Define your pipeline in YAML:

name: multi_file_demo

inputs:
  source__records:
    uri: records/*.csv
    combine_strategy: concat

steps:
  - id: double_amount
    uses: steps.normalize.double_amount
    with:
      input: source__records
      output: records_norm

outputs:
  datasets:
    - name: final
      from: records_norm
      kind: csv
      uri: exports/final.csv
      metadata:
        write_options:
          delimiter: "|"

combine_strategy applies when an input resolves to multiple files (globs or directories):

  • concat (default): concatenates files in order; requires identical columns
  • validate_schema: requires identical columns and dtypes before concatenating
  • union_by_name: unions columns by name, filling missing values

In stream execution, only combine_strategy: concat is currently supported.

You can optionally set pipeline execution mode:

execution:
  mode: stream  # batch (default) or stream

Step modules must export run(ctx, **kwargs) and can declare bindings:

from trakt import step_contract


@step_contract(inputs=["input"], outputs=["output"])
def run(ctx, input):
    frame = input.copy()
    frame["amount"] = frame["amount"] * 2
    return {"output": frame}

Output bindings are used only to map returned result keys to artifact names. Output artifact names are not passed into step handlers at runtime.

Literal string config must be explicit in YAML using const:

steps:
  - id: normalize
    uses: steps.normalize.double_amount
    with:
      input: source__records
      currency:
        const: usd
      output: records_norm

Binding cheat sheet (with:):

  • bare string (source__records) => artifact reference
  • const: "usd" => literal string
  • numbers/bools/null => literal values
  • lists/maps are recursive (any bare string inside is still an artifact ref)

outputs.datasets supports per-output kind, uri, and metadata. When omitted, runner-level defaults are used.

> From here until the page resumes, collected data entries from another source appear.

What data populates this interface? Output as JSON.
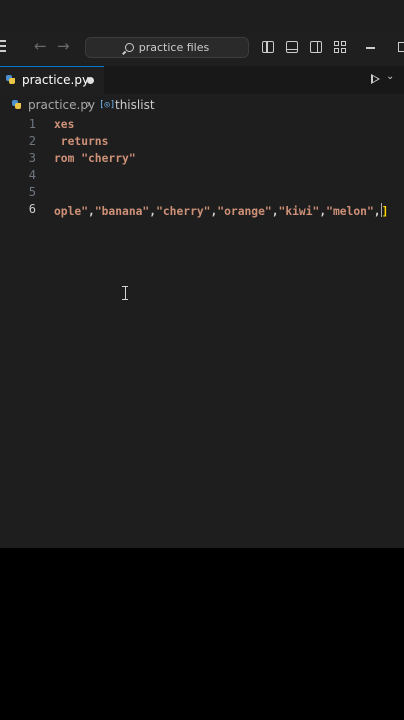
{
  "titlebar": {
    "search_label": "practice files",
    "icons": [
      "menu-icon",
      "arrow-left-icon",
      "arrow-right-icon",
      "search-icon",
      "toggle-primary-sidebar-icon",
      "toggle-panel-icon",
      "toggle-secondary-sidebar-icon",
      "customize-layout-icon",
      "minimize-icon",
      "restore-icon"
    ],
    "back_glyph": "←",
    "forward_glyph": "→"
  },
  "tabs": [
    {
      "label": "practice.py",
      "dirty": true,
      "active": true
    }
  ],
  "run_chevron": "⌄",
  "breadcrumb": {
    "file": "practice.py",
    "separator": "›",
    "symbol_glyph": "[◎]",
    "symbol": "thislist"
  },
  "editor": {
    "lines": [
      {
        "number": "1",
        "text": "xes"
      },
      {
        "number": "2",
        "text": " returns"
      },
      {
        "number": "3",
        "text": "rom \"cherry\""
      },
      {
        "number": "4",
        "text": ""
      },
      {
        "number": "5",
        "text": ""
      },
      {
        "number": "6",
        "parts": [
          "ople\"",
          ",",
          "\"banana\"",
          ",",
          "\"cherry\"",
          ",",
          "\"orange\"",
          ",",
          "\"kiwi\"",
          ",",
          "\"melon\"",
          ",",
          "]"
        ]
      }
    ],
    "active_line": "6"
  },
  "colors": {
    "accent": "#0078d4",
    "string": "#ce9178",
    "comment": "#6a9955",
    "bracket": "#ffd700",
    "editor_bg": "#1e1e1e"
  }
}
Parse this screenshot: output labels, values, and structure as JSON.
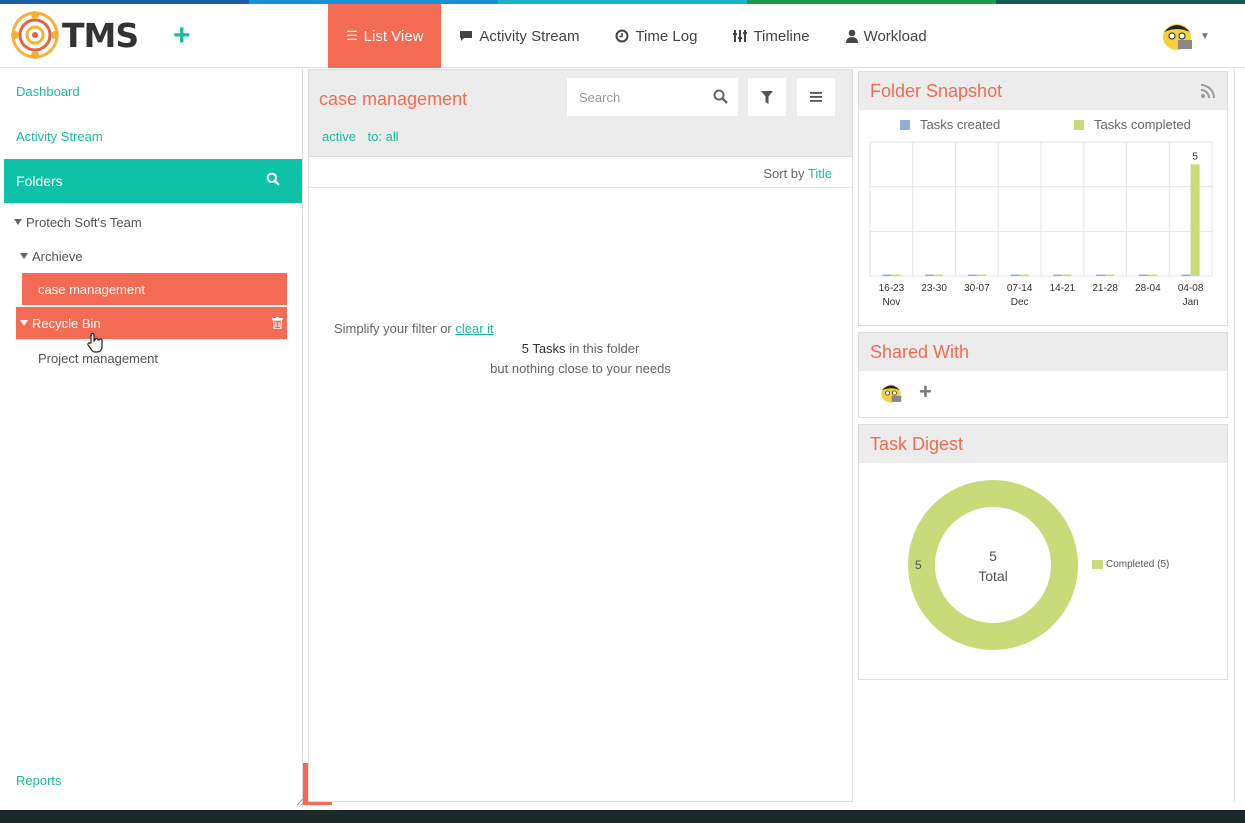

When execution.mode: stream is set, input bindings receive an iterator of DataFrame chunks (CSV only) instead of a single DataFrame. For stream mode, mark steps as stream-capable and return chunk iterators:

from trakt import step_contract


@step_contract(
    inputs=["input"],
    outputs=["output"],
    supports_batch=False,
    supports_stream=True,
)
def run(ctx, input):
    def _iter_chunks():
        for chunk in input:
            frame = chunk.copy()
            frame["amount"] = frame["amount"] * 2
            yield frame
    return {"output": _iter_chunks()}

Steps can also return metrics using the reserved __metrics__ key. Those metrics are persisted automatically into manifest.json:

def run(ctx, input):
    return {
        "output": input,
        "__metrics__": {
            "rows_dropped": 12,
            "matched": 205,
            "unmatched": 7,
        },
    }

CSV delimiter auto-detection is available via metadata.delimiter: auto or explicit metadata.read_options. CSV inputs must be .csv files:

inputs:
  source__records:
    uri: records.csv
    metadata:
      delimiter: auto
      read_options:
        encoding: utf-8

Run from CLI (YAML-first)

The recommended entry point is the unified trakt CLI:

trakt run --pipeline-file /path/to/pipeline.yaml \
  --input-dir /path/to/input \
  --output-dir /path/to/output

Or by pipeline name (pipelines/<name>/pipeline.yaml):

trakt run --pipeline <pipeline_name> --input-dir <in> --output-dir <out>

Step modules are auto-discovered relative to the pipeline file location (no PYTHONPATH needed).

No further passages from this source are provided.